Special Agent Kathleen McChesney had a 24-year career with the FBI, working her way up to become special agent in charge of the Chicago Division, assistant director of the Training Division and eventually, the executive assistant director for Law Enforcement Services.


Video Transcript

Clearly there are lots of times being an FBI agent where it’s advantageous to be a woman. Sometimes just making an approach to a witness or potential witness you kind of catch them off guard and that can be a very useful thing in doing a sensitive investigation. I do remember a time when we were doing a kidnapping investigation in San Francisco and the suspect was in the Fairmont Hotel in a room. He was using stolen credit cards and so forth but we had tracked him down. And once he had returned to his room we were surveilling him from the rooms surrounding his room. We were trying to figure out a way to get him to open the door so we didn’t have to take any extreme measures. And so I went to the door as the maid, and I knocked on the door and I engaged him in conversation ‘til I convinced him and it didn’t take very long to convince him that I was the maid. I was there to do the turndown service and he opened the door and he was kind of expecting maybe something more from the turndown service, and we moved in and arrested him. He was totally caught off guard. He was not wearing much either but it worked very, very well. So there are times like that in your career that you can go into a situation where people just aren’t expecting a woman to be there.
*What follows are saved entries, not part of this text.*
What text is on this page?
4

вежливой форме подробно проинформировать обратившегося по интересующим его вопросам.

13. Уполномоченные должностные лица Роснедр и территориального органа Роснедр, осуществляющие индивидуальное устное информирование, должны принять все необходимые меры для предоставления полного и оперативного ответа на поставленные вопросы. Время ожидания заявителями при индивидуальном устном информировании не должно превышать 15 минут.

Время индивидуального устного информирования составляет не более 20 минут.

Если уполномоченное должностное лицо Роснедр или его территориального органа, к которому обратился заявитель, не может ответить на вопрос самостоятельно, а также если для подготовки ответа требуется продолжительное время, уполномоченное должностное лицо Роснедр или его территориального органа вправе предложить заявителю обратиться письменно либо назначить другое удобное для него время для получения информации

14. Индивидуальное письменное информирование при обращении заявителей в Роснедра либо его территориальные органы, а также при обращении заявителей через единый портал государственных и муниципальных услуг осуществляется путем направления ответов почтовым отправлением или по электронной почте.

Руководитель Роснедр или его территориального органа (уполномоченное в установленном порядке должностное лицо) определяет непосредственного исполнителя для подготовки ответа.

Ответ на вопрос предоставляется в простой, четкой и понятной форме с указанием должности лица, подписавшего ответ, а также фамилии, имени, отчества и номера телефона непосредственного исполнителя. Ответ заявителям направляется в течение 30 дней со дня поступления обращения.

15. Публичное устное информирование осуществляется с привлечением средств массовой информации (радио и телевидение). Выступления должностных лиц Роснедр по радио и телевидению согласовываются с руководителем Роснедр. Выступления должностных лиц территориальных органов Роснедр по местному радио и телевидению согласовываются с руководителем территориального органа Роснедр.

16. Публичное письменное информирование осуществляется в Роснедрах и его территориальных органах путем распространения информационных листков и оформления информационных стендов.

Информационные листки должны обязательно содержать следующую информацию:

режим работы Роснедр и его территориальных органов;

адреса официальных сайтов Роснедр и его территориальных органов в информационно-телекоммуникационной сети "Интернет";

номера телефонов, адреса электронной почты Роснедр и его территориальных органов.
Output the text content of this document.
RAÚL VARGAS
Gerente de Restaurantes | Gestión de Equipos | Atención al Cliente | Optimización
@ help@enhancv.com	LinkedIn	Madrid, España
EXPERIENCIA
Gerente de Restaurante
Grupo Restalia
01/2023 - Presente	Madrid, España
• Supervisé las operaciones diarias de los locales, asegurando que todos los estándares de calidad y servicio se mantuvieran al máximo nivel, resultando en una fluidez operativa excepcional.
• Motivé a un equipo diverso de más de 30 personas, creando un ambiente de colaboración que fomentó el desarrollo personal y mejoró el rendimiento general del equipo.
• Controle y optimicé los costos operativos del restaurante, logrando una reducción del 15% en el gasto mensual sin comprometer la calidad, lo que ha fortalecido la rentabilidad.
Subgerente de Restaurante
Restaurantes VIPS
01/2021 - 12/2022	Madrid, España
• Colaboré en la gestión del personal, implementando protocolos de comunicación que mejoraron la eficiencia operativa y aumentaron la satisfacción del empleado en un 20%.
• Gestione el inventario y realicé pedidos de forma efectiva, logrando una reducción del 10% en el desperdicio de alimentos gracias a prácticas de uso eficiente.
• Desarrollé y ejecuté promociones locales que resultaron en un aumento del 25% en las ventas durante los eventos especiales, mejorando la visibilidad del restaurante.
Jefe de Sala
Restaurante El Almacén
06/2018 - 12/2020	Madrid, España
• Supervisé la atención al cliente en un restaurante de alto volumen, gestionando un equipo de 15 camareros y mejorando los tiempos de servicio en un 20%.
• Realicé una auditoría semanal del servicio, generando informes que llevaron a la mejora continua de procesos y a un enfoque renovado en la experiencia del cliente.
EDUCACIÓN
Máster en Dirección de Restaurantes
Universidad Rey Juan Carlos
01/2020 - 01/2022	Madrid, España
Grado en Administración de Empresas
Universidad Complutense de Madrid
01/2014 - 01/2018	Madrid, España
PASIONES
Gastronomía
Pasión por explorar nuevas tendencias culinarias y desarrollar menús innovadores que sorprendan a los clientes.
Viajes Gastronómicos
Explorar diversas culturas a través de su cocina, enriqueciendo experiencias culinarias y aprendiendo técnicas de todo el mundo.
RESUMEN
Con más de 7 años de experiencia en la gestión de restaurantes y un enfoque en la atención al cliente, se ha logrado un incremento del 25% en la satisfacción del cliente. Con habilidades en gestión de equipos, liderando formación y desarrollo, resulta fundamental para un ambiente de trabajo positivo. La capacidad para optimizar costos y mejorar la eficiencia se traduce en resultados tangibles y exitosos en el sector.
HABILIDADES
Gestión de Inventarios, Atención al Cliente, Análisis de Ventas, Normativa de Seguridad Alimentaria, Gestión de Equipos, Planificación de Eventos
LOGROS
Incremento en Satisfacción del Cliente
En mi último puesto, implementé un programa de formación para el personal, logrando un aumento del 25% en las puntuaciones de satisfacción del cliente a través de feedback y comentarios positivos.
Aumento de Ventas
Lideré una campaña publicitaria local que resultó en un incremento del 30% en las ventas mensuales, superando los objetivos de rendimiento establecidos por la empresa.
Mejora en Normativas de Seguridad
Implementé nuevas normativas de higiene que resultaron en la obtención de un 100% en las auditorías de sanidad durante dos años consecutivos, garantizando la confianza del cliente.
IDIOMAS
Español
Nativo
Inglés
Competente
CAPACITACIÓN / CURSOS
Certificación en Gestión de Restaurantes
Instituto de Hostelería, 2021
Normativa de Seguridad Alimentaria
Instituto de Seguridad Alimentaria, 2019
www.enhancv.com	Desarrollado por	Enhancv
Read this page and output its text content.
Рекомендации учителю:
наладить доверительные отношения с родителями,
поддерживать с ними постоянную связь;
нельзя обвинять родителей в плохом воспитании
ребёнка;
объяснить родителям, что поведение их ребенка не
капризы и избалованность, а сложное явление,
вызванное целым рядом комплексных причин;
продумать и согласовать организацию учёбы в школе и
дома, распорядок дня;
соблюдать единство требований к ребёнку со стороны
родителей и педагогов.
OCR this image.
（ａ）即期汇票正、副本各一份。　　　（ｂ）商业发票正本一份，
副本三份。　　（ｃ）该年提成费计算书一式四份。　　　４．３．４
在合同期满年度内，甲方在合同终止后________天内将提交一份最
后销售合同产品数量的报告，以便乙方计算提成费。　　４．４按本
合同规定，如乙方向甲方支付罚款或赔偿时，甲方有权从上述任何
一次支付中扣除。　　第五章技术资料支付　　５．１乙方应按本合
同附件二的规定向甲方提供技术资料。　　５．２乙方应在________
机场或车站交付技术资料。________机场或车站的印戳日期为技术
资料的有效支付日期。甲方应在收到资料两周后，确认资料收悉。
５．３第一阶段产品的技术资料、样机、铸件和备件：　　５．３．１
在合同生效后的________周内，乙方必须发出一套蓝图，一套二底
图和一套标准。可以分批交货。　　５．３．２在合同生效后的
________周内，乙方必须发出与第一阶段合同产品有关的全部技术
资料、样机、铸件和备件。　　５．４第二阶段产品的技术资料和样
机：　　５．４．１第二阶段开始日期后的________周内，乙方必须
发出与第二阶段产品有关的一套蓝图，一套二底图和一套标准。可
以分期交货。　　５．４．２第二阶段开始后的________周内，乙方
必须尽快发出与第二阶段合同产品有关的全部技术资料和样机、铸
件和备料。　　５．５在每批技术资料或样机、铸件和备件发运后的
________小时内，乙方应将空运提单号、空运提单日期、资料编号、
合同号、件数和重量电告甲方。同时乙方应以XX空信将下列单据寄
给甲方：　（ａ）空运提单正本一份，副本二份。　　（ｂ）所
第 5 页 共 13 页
When I was in the undercover unit, however, which the undercover unit was part of FBI Headquarters Criminal Investigation Division, there was only one other woman who had come to FBI headquarters at the time that I did. So, yes I was somewhat of a novelty, a lot of people on my first day came to visit the unit to see if I looked different or had two heads or whatever. But I made a lot of wonderful friends that day just because they wanted to see what this was all about. So I was the first woman to come into that unit and work in that operation.

I was the first woman agent to be a supervisor in the Los Angeles office. I was the first to run the resident agency at Redondo Beach and one of the first women field supervisors in the country.

At the time women became first at anything, somebody always took notice. And often it was the women that took notice because we were trying to find our way and make sure that we had the opportunities that men who were agents had. And we did. It was, we competed as they did, we were expected to do the same types of work and hopefully, you know, our standards were as good as anyone else’s.

You hope that when you’re in a position whether it’s as a special agent investigator or as a first-line supervisor or even at the executive assistant director level, you hope that the kinds of things that you do in your job are good modeling experiences for everyone, man or woman. And but I do know that there’s a unique role that women play when they move up into management and more visible positions within the FBI, whether they’re a criminal profiler or SWAT team or legat or whatever it is that they’re doing or they’re doing a major case. There are people that look and observe and want to see like they do with everyone else that they’re doing not just a good job but a great job. The kind of a job that people equate with being in the FBI and what would be expected of an FBI agent.